Yes, of course not all dies are 8 cores. Nobody ever said they were. But Threadripper comes in 8 and 12 core versions too. Do you think they would need 4 dies (with a theoretical possible 32 cores) to make an 8 core version? Two core versions of standard single die Ryzen don’t even exist.

gtbtk · August 2, 2017, 8:40am

The only thing that is new is the substrate, socket and the size of the fabric. The dies are the same as the Ryzen ones and they have been making those for months now.

The conversation about dummy dies or not is really rather pointless and is only a topic for discussion because a german guy delidded a soldered on chip and got a surprise when he saw four rectangles of silicon under the spreader. it makes absolutely no difference to the end user experience. It does, however waste AMD resources having to spend time discussing why there are four dies there or dealing with lost sales from any successful hack or returns from idiots who have tried to hack the chip to enable 32 cores and broken it.

I mentioned measuring temp as well but without delidding the chip, finding instruments sensitive and fast enough to measure the variations will be a challenge.

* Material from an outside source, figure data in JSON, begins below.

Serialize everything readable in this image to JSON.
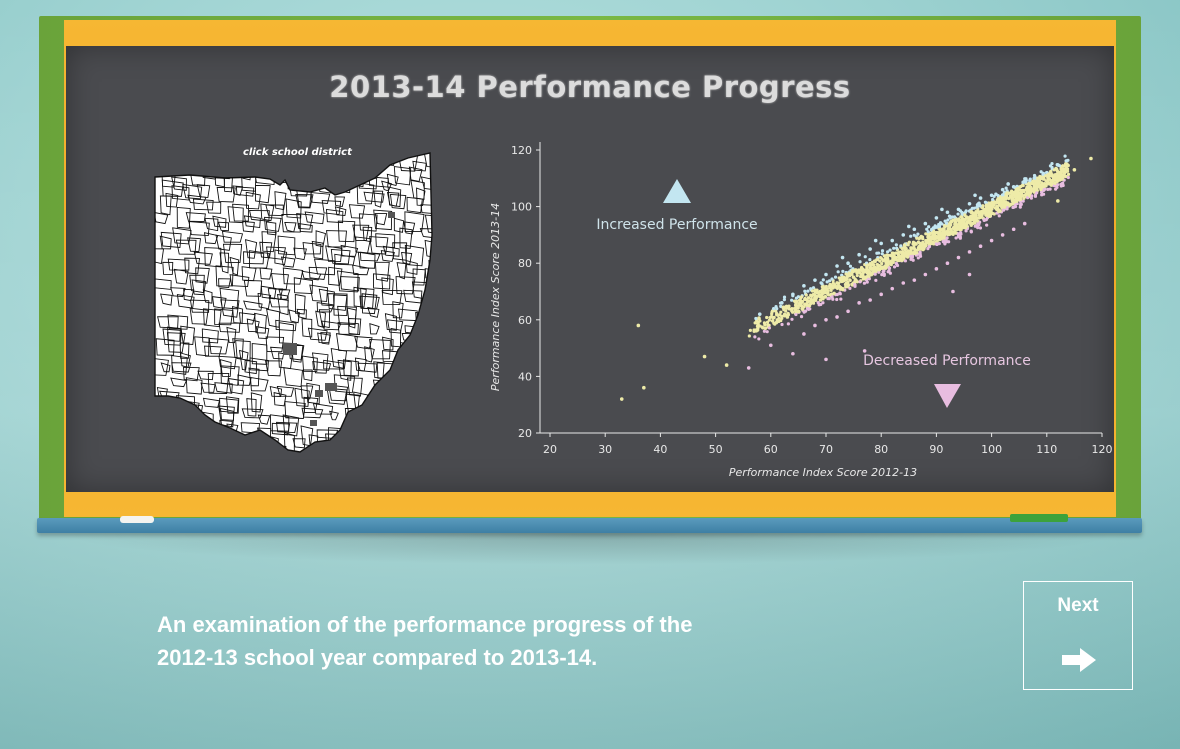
{
  "board": {
    "title": "2013-14  Performance Progress",
    "map_hint": "click school district"
  },
  "caption": {
    "line1": "An examination of the performance progress of the",
    "line2": "2012-13 school year compared to 2013-14."
  },
  "next_button": {
    "label": "Next",
    "icon": "arrow-right-icon"
  },
  "colors": {
    "increased": "#c3e6f1",
    "decreased": "#e8bde0",
    "same": "#eeeba8",
    "chalk": "#e8e8e8"
  },
  "chart_data": {
    "type": "scatter",
    "xlabel": "Performance Index Score 2012-13",
    "ylabel": "Performance Index Score 2013-14",
    "xlim": [
      20,
      120
    ],
    "ylim": [
      20,
      120
    ],
    "xticks": [
      20,
      30,
      40,
      50,
      60,
      70,
      80,
      90,
      100,
      110,
      120
    ],
    "yticks": [
      20,
      40,
      60,
      80,
      100,
      120
    ],
    "annotations": {
      "increased": "Increased Performance",
      "decreased": "Decreased Performance"
    },
    "series": [
      {
        "key": "increased",
        "values": [
          [
            58,
            62
          ],
          [
            62,
            66
          ],
          [
            64,
            69
          ],
          [
            66,
            72
          ],
          [
            68,
            74
          ],
          [
            70,
            76
          ],
          [
            72,
            79
          ],
          [
            74,
            80
          ],
          [
            76,
            83
          ],
          [
            78,
            85
          ],
          [
            80,
            87
          ],
          [
            82,
            88
          ],
          [
            84,
            90
          ],
          [
            86,
            92
          ],
          [
            88,
            94
          ],
          [
            90,
            96
          ],
          [
            92,
            98
          ],
          [
            94,
            99
          ],
          [
            96,
            101
          ],
          [
            98,
            103
          ],
          [
            100,
            104
          ],
          [
            102,
            106
          ],
          [
            104,
            107
          ],
          [
            106,
            109
          ],
          [
            108,
            110
          ],
          [
            110,
            112
          ],
          [
            73,
            82
          ],
          [
            79,
            88
          ],
          [
            85,
            93
          ],
          [
            91,
            99
          ],
          [
            97,
            104
          ],
          [
            103,
            108
          ]
        ]
      },
      {
        "key": "same",
        "values": [
          [
            33,
            32
          ],
          [
            37,
            36
          ],
          [
            36,
            58
          ],
          [
            48,
            47
          ],
          [
            52,
            44
          ],
          [
            57,
            56
          ],
          [
            59,
            57
          ],
          [
            61,
            59
          ],
          [
            63,
            61
          ],
          [
            65,
            63
          ],
          [
            67,
            65
          ],
          [
            69,
            67
          ],
          [
            71,
            69
          ],
          [
            73,
            71
          ],
          [
            75,
            73
          ],
          [
            77,
            75
          ],
          [
            79,
            77
          ],
          [
            81,
            79
          ],
          [
            83,
            81
          ],
          [
            85,
            83
          ],
          [
            87,
            85
          ],
          [
            89,
            87
          ],
          [
            91,
            89
          ],
          [
            93,
            91
          ],
          [
            95,
            93
          ],
          [
            97,
            95
          ],
          [
            99,
            97
          ],
          [
            101,
            99
          ],
          [
            103,
            101
          ],
          [
            105,
            103
          ],
          [
            107,
            105
          ],
          [
            109,
            107
          ],
          [
            111,
            109
          ],
          [
            113,
            111
          ],
          [
            115,
            113
          ],
          [
            118,
            117
          ],
          [
            112,
            102
          ]
        ]
      },
      {
        "key": "decreased",
        "values": [
          [
            56,
            43
          ],
          [
            60,
            51
          ],
          [
            64,
            48
          ],
          [
            66,
            55
          ],
          [
            68,
            58
          ],
          [
            70,
            60
          ],
          [
            72,
            61
          ],
          [
            74,
            63
          ],
          [
            76,
            66
          ],
          [
            78,
            67
          ],
          [
            80,
            69
          ],
          [
            82,
            71
          ],
          [
            84,
            73
          ],
          [
            86,
            74
          ],
          [
            88,
            76
          ],
          [
            90,
            78
          ],
          [
            92,
            80
          ],
          [
            94,
            82
          ],
          [
            96,
            84
          ],
          [
            98,
            86
          ],
          [
            100,
            88
          ],
          [
            102,
            90
          ],
          [
            104,
            92
          ],
          [
            106,
            94
          ],
          [
            93,
            70
          ],
          [
            96,
            76
          ],
          [
            77,
            49
          ],
          [
            70,
            46
          ]
        ]
      }
    ]
  }
}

I guess that it will happen if many people stay hot and bothered over something that is really a non event.

I know that they can disable elements, just as Nvidia do on the GPUs but I do not know what process AMD are using to disable the redundant elements on these chips. I assume that they laser the fabric interconnect points for the relevant elements they are disabling to make it permanent. I doubt that they would just be using microcode. At least in the first release when everyone and his dog is trying to find ways to hack it and re-enable the cores.

The architecture does make it trivial to increase core count up to 32 cores for new SKUs.